Brinkley is a prolific historian and this is his latest effort. It follows a great ecological book a few years ago focusing on Theodore Roosevelt’s conservationism (The Wilderness Warrior). The book starts with Roosevelt’s boyhood fascination of the recently acquired territory and John Muir’s early travels there and ends with statehood and the creation of the Arctic National Refuge.
Brinkley makes a great effort at reminding readers of the vast wonder of Alaska’s natural resources – boundless forests, endless coastlines, seemingly inexhaustible glaciers, millions of animals. Along the way, Brinkley introduces the reader to many interesting figures who helped preserve much of Alaska: Aldo Leopold, Justice William Douglas, Rachel Carlson, Ansel Adams, etc. Even Walt Disney makes an appearance. For Brinkley, these are the heroes of the story. Even the U.S. government manages to do far more good than bad in Brinkley’s eyes (playing against character in American stereotypes).
The book isn’t perfect. There is little said about Native Americans. And the limits of Rooseveltian conservation are stark: spying a snowy owl having made its way far south to Long Island, N.Y., the young naturalist, after staring in wonder at the magnificent creature, shoots it dead with a shotgun and takes its taxidermied corpse with him that year when he entered Harvard. Disney’s appearance in the story seems a bit forced. Yet, there is plenty that a reader might learn. I had no idea that Edward Teller tried seriously to convince the Eisenhower Administration to use nuclear bombs “to dig” an artificial harbor on the North Slope. Or that FDR was a huge forestry buff, once listing “tree farmer” as his occupation.

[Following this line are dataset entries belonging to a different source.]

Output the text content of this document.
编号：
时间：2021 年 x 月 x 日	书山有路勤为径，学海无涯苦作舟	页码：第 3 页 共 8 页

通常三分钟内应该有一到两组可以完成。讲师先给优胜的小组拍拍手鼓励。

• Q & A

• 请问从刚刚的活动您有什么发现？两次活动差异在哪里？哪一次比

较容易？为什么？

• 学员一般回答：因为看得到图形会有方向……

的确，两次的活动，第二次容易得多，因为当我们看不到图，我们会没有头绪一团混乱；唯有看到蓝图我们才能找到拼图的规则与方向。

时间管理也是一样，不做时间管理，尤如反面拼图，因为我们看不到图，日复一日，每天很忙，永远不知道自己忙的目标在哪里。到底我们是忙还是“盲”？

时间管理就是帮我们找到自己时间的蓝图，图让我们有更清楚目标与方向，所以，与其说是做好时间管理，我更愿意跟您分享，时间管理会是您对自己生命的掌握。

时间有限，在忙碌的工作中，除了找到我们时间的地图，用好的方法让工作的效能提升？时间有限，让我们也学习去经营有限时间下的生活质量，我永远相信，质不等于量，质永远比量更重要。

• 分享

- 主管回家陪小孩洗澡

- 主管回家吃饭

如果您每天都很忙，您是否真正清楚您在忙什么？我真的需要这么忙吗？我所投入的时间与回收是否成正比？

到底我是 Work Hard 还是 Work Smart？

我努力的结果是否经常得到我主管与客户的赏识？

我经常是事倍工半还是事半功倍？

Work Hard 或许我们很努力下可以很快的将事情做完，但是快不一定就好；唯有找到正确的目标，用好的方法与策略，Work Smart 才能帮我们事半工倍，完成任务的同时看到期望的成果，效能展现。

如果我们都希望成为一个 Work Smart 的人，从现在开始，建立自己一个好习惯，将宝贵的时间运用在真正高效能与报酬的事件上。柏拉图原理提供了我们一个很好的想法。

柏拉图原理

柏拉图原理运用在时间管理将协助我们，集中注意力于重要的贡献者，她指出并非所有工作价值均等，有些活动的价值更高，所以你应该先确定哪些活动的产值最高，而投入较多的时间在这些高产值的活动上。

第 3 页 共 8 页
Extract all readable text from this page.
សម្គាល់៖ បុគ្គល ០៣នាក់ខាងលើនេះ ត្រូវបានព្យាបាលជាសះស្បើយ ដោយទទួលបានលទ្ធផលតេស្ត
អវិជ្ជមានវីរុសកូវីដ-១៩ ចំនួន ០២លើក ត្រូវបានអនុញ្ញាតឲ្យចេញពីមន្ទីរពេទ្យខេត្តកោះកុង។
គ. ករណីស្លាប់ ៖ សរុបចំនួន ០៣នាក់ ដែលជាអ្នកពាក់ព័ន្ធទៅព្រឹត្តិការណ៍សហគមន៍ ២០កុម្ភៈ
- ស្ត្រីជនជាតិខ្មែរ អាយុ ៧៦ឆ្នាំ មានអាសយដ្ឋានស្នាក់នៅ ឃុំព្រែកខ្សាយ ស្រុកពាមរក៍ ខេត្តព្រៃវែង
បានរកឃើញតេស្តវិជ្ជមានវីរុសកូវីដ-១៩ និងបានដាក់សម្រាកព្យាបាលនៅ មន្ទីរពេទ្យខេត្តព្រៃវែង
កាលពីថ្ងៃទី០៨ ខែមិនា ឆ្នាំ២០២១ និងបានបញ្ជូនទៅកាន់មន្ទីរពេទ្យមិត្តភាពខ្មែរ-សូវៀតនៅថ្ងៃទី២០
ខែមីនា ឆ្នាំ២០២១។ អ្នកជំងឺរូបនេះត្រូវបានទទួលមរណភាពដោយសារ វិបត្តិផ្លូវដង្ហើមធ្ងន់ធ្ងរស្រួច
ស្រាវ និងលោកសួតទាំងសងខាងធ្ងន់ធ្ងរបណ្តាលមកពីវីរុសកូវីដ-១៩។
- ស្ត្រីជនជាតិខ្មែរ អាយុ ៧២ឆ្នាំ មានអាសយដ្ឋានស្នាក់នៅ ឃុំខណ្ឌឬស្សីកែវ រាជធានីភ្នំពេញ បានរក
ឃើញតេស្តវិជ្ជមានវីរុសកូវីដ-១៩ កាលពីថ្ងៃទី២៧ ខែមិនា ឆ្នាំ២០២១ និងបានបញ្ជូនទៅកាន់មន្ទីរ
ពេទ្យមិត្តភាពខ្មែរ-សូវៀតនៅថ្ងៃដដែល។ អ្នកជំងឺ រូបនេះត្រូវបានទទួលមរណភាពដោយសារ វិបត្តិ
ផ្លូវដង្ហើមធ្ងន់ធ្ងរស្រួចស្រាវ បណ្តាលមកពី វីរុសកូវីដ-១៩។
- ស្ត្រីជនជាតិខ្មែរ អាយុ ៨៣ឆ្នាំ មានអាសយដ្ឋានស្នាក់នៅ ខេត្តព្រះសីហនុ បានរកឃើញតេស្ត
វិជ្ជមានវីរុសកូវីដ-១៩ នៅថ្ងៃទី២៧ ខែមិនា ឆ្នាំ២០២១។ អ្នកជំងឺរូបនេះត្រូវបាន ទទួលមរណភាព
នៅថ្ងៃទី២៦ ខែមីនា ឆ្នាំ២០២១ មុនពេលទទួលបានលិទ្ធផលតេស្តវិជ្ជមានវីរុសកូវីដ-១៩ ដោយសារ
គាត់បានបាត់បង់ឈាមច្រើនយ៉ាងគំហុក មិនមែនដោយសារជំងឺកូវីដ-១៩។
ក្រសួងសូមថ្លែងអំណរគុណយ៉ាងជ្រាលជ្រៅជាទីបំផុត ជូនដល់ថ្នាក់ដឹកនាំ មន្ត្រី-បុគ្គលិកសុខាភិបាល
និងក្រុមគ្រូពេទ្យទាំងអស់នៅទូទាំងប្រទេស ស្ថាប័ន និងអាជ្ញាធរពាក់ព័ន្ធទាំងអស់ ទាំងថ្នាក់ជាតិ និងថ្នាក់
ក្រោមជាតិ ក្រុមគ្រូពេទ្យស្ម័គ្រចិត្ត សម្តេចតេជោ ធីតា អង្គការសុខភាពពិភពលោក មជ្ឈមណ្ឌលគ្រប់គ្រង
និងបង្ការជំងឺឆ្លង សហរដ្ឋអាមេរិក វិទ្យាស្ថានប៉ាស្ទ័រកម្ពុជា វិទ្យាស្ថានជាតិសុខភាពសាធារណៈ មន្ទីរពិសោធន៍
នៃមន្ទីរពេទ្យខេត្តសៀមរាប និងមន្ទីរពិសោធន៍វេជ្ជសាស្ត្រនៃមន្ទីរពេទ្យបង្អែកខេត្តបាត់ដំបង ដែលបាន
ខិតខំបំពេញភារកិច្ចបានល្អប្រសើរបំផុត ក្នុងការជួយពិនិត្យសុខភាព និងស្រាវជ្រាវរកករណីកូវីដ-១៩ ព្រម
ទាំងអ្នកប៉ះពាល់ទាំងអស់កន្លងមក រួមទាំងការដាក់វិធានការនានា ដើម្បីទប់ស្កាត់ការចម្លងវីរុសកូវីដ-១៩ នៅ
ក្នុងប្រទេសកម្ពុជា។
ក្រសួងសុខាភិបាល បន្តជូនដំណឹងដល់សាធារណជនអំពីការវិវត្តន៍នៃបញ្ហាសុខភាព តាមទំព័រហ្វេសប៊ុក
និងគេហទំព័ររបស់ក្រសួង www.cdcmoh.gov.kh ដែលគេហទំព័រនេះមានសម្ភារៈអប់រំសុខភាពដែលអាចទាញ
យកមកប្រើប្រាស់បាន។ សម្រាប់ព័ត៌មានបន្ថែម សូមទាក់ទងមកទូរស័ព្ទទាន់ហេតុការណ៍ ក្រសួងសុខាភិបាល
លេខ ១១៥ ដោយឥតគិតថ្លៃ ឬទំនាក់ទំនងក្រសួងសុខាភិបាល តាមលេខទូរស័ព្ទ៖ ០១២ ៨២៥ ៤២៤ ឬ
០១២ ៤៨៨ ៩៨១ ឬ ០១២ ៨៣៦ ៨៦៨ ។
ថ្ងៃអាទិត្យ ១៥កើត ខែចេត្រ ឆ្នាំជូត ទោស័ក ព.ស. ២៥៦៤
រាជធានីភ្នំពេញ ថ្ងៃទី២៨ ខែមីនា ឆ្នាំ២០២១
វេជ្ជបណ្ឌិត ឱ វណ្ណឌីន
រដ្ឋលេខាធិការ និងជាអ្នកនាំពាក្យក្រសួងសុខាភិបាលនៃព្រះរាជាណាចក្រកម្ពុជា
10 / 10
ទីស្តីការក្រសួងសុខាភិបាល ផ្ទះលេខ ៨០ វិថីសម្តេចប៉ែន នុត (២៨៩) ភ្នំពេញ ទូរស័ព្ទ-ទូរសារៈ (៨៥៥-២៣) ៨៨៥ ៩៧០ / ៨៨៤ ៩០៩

Alaska plays a large role in the conclusion of the evolution of America’s attitudes toward the environment and natural resources. Its exploration and assessment after purchase from Russia came at a critical fork in the exploitation of landed wealth. By then, Americans nearly had occupied the West and the last unrestricted opportunities to harvest timber, mine gold, and exploit animal or energy riches were underway (even if not yet complete).
The cycle of expansion--using up resources in one place and then moving on westward--was complete, but for Alaska. How easy it would have been simply to adopt the massive reach of northern treasure as the next chapter in this story.
Yet, at the same time, it was obvious to at least some Americans that what was once limitless bounty to the eyes of European explorers on the Atlantic coast, literally a cornucopia of resources offered by the hand of God, was in fact finite and limited. And, that the end was, if not at hand, at least foreseeable, again, but for Alaska. The Quiet World is the story of how the obvious and predictable depredation of Alaska never quite came (fully) into being and the individuals whose decisions made Alaska (mostly) an exception to the historical rule.